In line with Hutcheson that is most noticeable in a paper Karsakoff revealed in 1892, describing the lives of small, fluffy brown algae within the genus Myriotrichia. Members of Myriotrichia develop epiphytically, perched on prime of different underwater crops. On the time, shut associations between species had been usually seen as rivalrous, if not outright parasitic. However Karsakoff describes the algae as innocent tufts, which merely “take their share of warmth and daylight” with out harming their hosts—simply as she herself loved the warmth of Vickers’ foot range, and the daylight filtering by way of the laboratory blinds. Right this moment, mutualistic relationships just like the one Karsakoff acknowledged are seen as pillars of the ecosystems they’re a part of.

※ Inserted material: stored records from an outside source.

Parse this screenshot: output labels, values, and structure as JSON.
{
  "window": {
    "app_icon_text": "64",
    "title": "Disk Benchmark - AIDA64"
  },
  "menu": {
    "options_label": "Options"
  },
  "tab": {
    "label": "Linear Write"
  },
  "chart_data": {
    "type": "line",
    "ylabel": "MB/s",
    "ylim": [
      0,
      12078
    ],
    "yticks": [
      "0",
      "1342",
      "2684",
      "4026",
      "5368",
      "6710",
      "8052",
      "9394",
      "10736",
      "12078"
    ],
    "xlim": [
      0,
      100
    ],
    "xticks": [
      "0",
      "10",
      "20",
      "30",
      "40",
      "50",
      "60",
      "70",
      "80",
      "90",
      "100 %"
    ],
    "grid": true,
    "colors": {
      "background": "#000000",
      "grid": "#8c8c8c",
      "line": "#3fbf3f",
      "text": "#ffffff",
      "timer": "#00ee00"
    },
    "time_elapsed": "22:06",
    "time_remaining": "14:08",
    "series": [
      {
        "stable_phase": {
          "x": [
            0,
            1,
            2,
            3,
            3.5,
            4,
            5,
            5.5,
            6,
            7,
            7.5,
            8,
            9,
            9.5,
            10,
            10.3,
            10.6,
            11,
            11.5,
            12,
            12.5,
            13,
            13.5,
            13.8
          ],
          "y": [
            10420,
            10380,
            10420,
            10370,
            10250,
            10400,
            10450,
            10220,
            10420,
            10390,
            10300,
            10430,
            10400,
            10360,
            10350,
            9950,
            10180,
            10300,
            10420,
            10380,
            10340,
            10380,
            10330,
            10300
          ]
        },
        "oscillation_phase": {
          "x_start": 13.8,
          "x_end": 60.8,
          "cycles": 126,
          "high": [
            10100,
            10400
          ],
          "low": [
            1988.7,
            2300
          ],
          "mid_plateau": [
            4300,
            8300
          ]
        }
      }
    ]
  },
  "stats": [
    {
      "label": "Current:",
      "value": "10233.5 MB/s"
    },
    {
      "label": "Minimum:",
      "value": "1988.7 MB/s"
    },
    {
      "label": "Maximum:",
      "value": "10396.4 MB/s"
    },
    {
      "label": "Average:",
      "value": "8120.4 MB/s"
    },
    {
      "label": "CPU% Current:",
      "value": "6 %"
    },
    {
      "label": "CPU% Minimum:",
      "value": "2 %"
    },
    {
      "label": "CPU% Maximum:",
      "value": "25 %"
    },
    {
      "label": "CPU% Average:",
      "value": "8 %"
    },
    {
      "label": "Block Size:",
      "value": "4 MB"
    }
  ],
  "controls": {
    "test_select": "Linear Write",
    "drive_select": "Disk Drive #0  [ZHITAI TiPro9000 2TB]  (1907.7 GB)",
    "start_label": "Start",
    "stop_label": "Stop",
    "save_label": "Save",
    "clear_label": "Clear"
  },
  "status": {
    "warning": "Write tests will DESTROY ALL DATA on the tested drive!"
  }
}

Regardless of years of labor, Vickers and Karsakoff had been by no means capable of publish their florule themselves. Vickers died unexpectedly in 1906, when she was 54, forsaking collections from a visit to Barbados, which different feminine collaborators finally revealed. In 1954, her and Karsakoff’s Roscoff analysis was swept into a bigger species stock completed by the Station Biologique, the place a few of their specimens nonetheless reside. Others are in Harvard College’s Farlow Herbarium.

However maybe the very best illustration of their working relationship doesn’t come from Roscoff in any respect. In 1896, Karsakoff described and named a brand new genus of algae that Vickers had discovered within the Canary Islands, in a paper she revealed in Annales des Sciences Naturelles. Within the paper’s accompanying illustration, the algae, branched and overlapping and filamentous, stretches like an umbrella over Karsakoff’s title and the title she gave the species: Vickersia canariensis.